Broker News: BIBA Response to EU Motor Insurance Directive

Last week the EC (European Community) announced its proposals on changes to the Motor Insurance Directive in light of a number of court rulings that have affected its application and has identified five areas for clarification. BIBA’s views on the proposals are set out below.

 1.       Insolvency of an insurer

BIBA is satisfied with the EC’s proposal in relation to compensation arrangements ultimately being the responsibility of the home member state of the insurer concerned. The Financial Services Compensation Scheme already fulfills this function in the UK.

2.       Claims history statements

BIBA welcomes the equality of treatment of claims history statements across differing member states but expresses caution in the detail of how these might be required to operate.  BIBA believes that any prescriptive requirement for uniformity will create an administrative burden, significant IT system changes and add cost into a system which already works well in the UK.

 3.       Uninsured driving.

The current Motor Insurance Directive prohibits cross-border motor insurance checks on vehicles entering a national territory.

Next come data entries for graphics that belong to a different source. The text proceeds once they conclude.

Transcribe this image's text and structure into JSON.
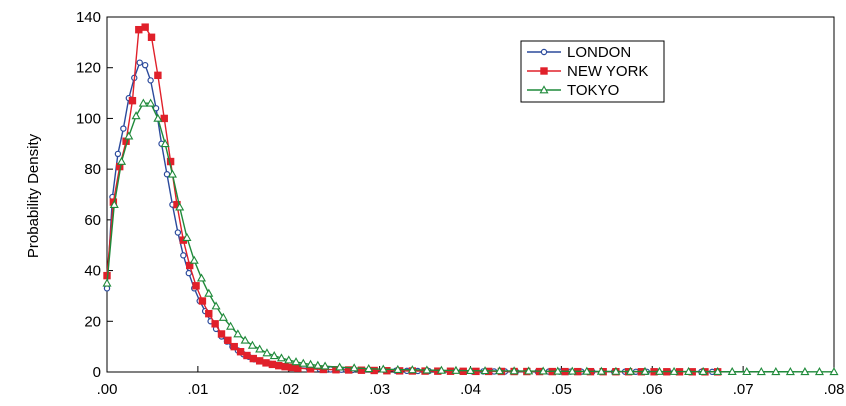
{
  "chart_data": {
    "type": "line",
    "title": "",
    "xlabel": "",
    "ylabel": "Probability Density",
    "xlim": [
      0,
      0.08
    ],
    "ylim": [
      0,
      140
    ],
    "x_ticks": [
      0,
      0.01,
      0.02,
      0.03,
      0.04,
      0.05,
      0.06,
      0.07,
      0.08
    ],
    "x_tick_labels": [
      ".00",
      ".01",
      ".02",
      ".03",
      ".04",
      ".05",
      ".06",
      ".07",
      ".08"
    ],
    "y_ticks": [
      0,
      20,
      40,
      60,
      80,
      100,
      120,
      140
    ],
    "y_tick_labels": [
      "0",
      "20",
      "40",
      "60",
      "80",
      "100",
      "120",
      "140"
    ],
    "grid": false,
    "legend_position": "top-right",
    "series": [
      {
        "name": "LONDON",
        "color": "#2b4a9c",
        "marker": "circle",
        "x": [
          0,
          0.0006,
          0.0012,
          0.0018,
          0.0024,
          0.003,
          0.0036,
          0.0042,
          0.0048,
          0.0054,
          0.006,
          0.0066,
          0.0072,
          0.0078,
          0.0084,
          0.009,
          0.0096,
          0.0102,
          0.0108,
          0.0114,
          0.012,
          0.0126,
          0.0132,
          0.0138,
          0.0144,
          0.015,
          0.0156,
          0.0162,
          0.0168,
          0.0174,
          0.018,
          0.0186,
          0.0192,
          0.0198,
          0.021,
          0.0222,
          0.0234,
          0.0246,
          0.0258,
          0.027,
          0.0282,
          0.0294,
          0.0306,
          0.0318,
          0.033,
          0.0342,
          0.0354,
          0.0366,
          0.0378,
          0.039,
          0.0402,
          0.0414,
          0.0426,
          0.0438,
          0.045,
          0.0462,
          0.0474,
          0.0486,
          0.0498,
          0.051,
          0.0522,
          0.0534,
          0.0546,
          0.0558,
          0.057,
          0.0582,
          0.0594,
          0.0606,
          0.0618,
          0.063,
          0.0642,
          0.0654,
          0.0666
        ],
        "y": [
          33,
          69,
          86,
          96,
          108,
          116,
          122,
          121,
          115,
          104,
          90,
          78,
          66,
          55,
          46,
          39,
          33,
          28,
          24,
          20,
          17,
          14,
          12,
          10,
          8.5,
          7,
          6,
          5,
          4.3,
          3.7,
          3.2,
          2.8,
          2.4,
          2.1,
          1.7,
          1.4,
          1.2,
          1.0,
          0.9,
          0.8,
          0.7,
          0.6,
          0.55,
          0.5,
          0.45,
          0.4,
          0.37,
          0.34,
          0.3,
          0.28,
          0.26,
          0.24,
          0.22,
          0.2,
          0.19,
          0.18,
          0.17,
          0.16,
          0.15,
          0.14,
          0.13,
          0.12,
          0.11,
          0.1,
          0.1,
          0.09,
          0.09,
          0.08,
          0.08,
          0.07,
          0.07,
          0.06,
          0.06
        ]
      },
      {
        "name": "NEW YORK",
        "color": "#e0202a",
        "marker": "square",
        "x": [
          0,
          0.0007,
          0.0014,
          0.0021,
          0.0028,
          0.0035,
          0.0042,
          0.0049,
          0.0056,
          0.0063,
          0.007,
          0.0077,
          0.0084,
          0.0091,
          0.0098,
          0.0105,
          0.0112,
          0.0119,
          0.0126,
          0.0133,
          0.014,
          0.0147,
          0.0154,
          0.0161,
          0.0168,
          0.0175,
          0.0182,
          0.0189,
          0.0196,
          0.0203,
          0.021,
          0.0224,
          0.0238,
          0.0252,
          0.0266,
          0.028,
          0.0294,
          0.0308,
          0.0322,
          0.0336,
          0.035,
          0.0364,
          0.0378,
          0.0392,
          0.0406,
          0.042,
          0.0434,
          0.0448,
          0.0462,
          0.0476,
          0.049,
          0.0504,
          0.0518,
          0.0532,
          0.0546,
          0.056,
          0.0574,
          0.0588,
          0.0602,
          0.0616,
          0.063,
          0.0644,
          0.0658,
          0.0672
        ],
        "y": [
          38,
          67,
          81,
          91,
          107,
          135,
          136,
          132,
          117,
          100,
          83,
          66,
          52,
          42,
          34,
          28,
          23,
          19,
          15,
          12.5,
          10,
          8,
          6.5,
          5.3,
          4.4,
          3.6,
          3.0,
          2.5,
          2.1,
          1.8,
          1.5,
          1.2,
          1.0,
          0.9,
          0.8,
          0.7,
          0.6,
          0.5,
          0.45,
          0.4,
          0.36,
          0.33,
          0.3,
          0.27,
          0.25,
          0.23,
          0.21,
          0.19,
          0.18,
          0.17,
          0.16,
          0.15,
          0.14,
          0.13,
          0.12,
          0.11,
          0.1,
          0.1,
          0.09,
          0.09,
          0.08,
          0.08,
          0.07,
          0.07
        ]
      },
      {
        "name": "TOKYO",
        "color": "#1f8a3a",
        "marker": "triangle",
        "x": [
          0,
          0.0008,
          0.0016,
          0.0024,
          0.0032,
          0.004,
          0.0048,
          0.0056,
          0.0064,
          0.0072,
          0.008,
          0.0088,
          0.0096,
          0.0104,
          0.0112,
          0.012,
          0.0128,
          0.0136,
          0.0144,
          0.0152,
          0.016,
          0.0168,
          0.0176,
          0.0184,
          0.0192,
          0.02,
          0.0208,
          0.0216,
          0.0224,
          0.0232,
          0.024,
          0.0256,
          0.0272,
          0.0288,
          0.0304,
          0.032,
          0.0336,
          0.0352,
          0.0368,
          0.0384,
          0.04,
          0.0416,
          0.0432,
          0.0448,
          0.0464,
          0.048,
          0.0496,
          0.0512,
          0.0528,
          0.0544,
          0.056,
          0.0576,
          0.0592,
          0.0608,
          0.0624,
          0.064,
          0.0656,
          0.0672,
          0.0688,
          0.0704,
          0.072,
          0.0736,
          0.0752,
          0.0768,
          0.0784,
          0.08
        ],
        "y": [
          35,
          66,
          83,
          93,
          101,
          106,
          106,
          100,
          90,
          78,
          65,
          53,
          44,
          37,
          31,
          26,
          21.5,
          18,
          15,
          12.5,
          10.5,
          9,
          7.5,
          6.4,
          5.5,
          4.7,
          4.0,
          3.4,
          3.0,
          2.6,
          2.3,
          1.9,
          1.6,
          1.3,
          1.1,
          0.95,
          0.85,
          0.75,
          0.65,
          0.58,
          0.52,
          0.47,
          0.43,
          0.39,
          0.36,
          0.33,
          0.3,
          0.28,
          0.26,
          0.24,
          0.22,
          0.2,
          0.19,
          0.18,
          0.17,
          0.16,
          0.15,
          0.14,
          0.13,
          0.12,
          0.11,
          0.1,
          0.1,
          0.09,
          0.09,
          0.08
        ]
      }
    ]
  }
}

BIBA welcomes the proposal from the EC that will  allow, without interfering with free-movement,  checks on the validity of insurance especially if they are driven by technology, are  non-discriminatory, not aimed exclusively at insurance verification and do not require the vehicle to stop.

4.       Minimum amounts of cover:

BIBA supports the harmonisation proposal that there should be equal minimum levels of protection across the EU member states to ensure that there is a sufficient level of minimum protection across the EU for the innocent parties to motor vehicle accidents in relation to personal injury compensation and damage to property irrespective of the type of vehicle.

 5.       Scope of the directive (VNUK)

The EC is proposing to clarify the definition of “use of a vehicle” and incorporate the judgements of the Court of Justice of the European Union in the cases of VnukRodrigues de Andrade and Torreiro. The proposal is to change the definition to “use of a vehicle means any use of such vehicle, intended normally to serve as a means of transport, that is consistent with the normal function of that vehicle, irrespective of the vehicles characteristics and irrespective of the terrain on which the motor vehicle is used and of whether it is stationary or in motion”.  While the EC has indicated that the proposal clarifies the concept of use and where compulsory insurance therefore applies BIBA still has concerns over the application of this definition which we believe still lacks clarity.

Martin Bridges, Technical Services Manager at BIBA said: “Relating the need for compulsory motor insurance to rely on operating in respect of any ‘use, intended normally as a means of transport, consistent with the normal function of the vehicle, irrespective of the terrain…’ will potentially still bring many more vehicles into scope from mobility scooters to motorsports because of the possible legal interpretation of the definition of ‘transport’.  This leaves considerable uncertainty for potentially vulnerable customers wondering if they now need to buy insurance for a disability vehicle.”

Graeme Trudgill, BIBA Executive Director said: “Following the original Vnuk ruling BIBA, the UK Government, a number of other EU states and insurance bodies put forward a solution that would have brought considerably more clarity to this situation and prevented these potential unintended consequences.  In the Commission’s roadmap document one of the key suggestions was to consider changing the definition of a vehicle to ‘one used in traffic’.  This would have resolved many of the issues, however, the EC has moved towards motor insurance being the compulsory solution for liability wherever a vehicle is used – effectively including on private land. This goes beyond current UK legislation.

Currently, under UK law, users of a vehicle such as a tractor or fork-lift truck being used on private land would simply purchase public and employer’s liability insurance to fund any liability for compensation. It is unhelpful that customers will now potentially have to buy wider cover for many more vehicles types being used in more places.

We intend to continue to express our concerns that these proposals may increase bureaucracy, cost and uncertainly for personal and commercial policyholders, resulting in potentially significant unintended consequences in areas such as motorsports and for vehicles not previously requiring motor insurance.”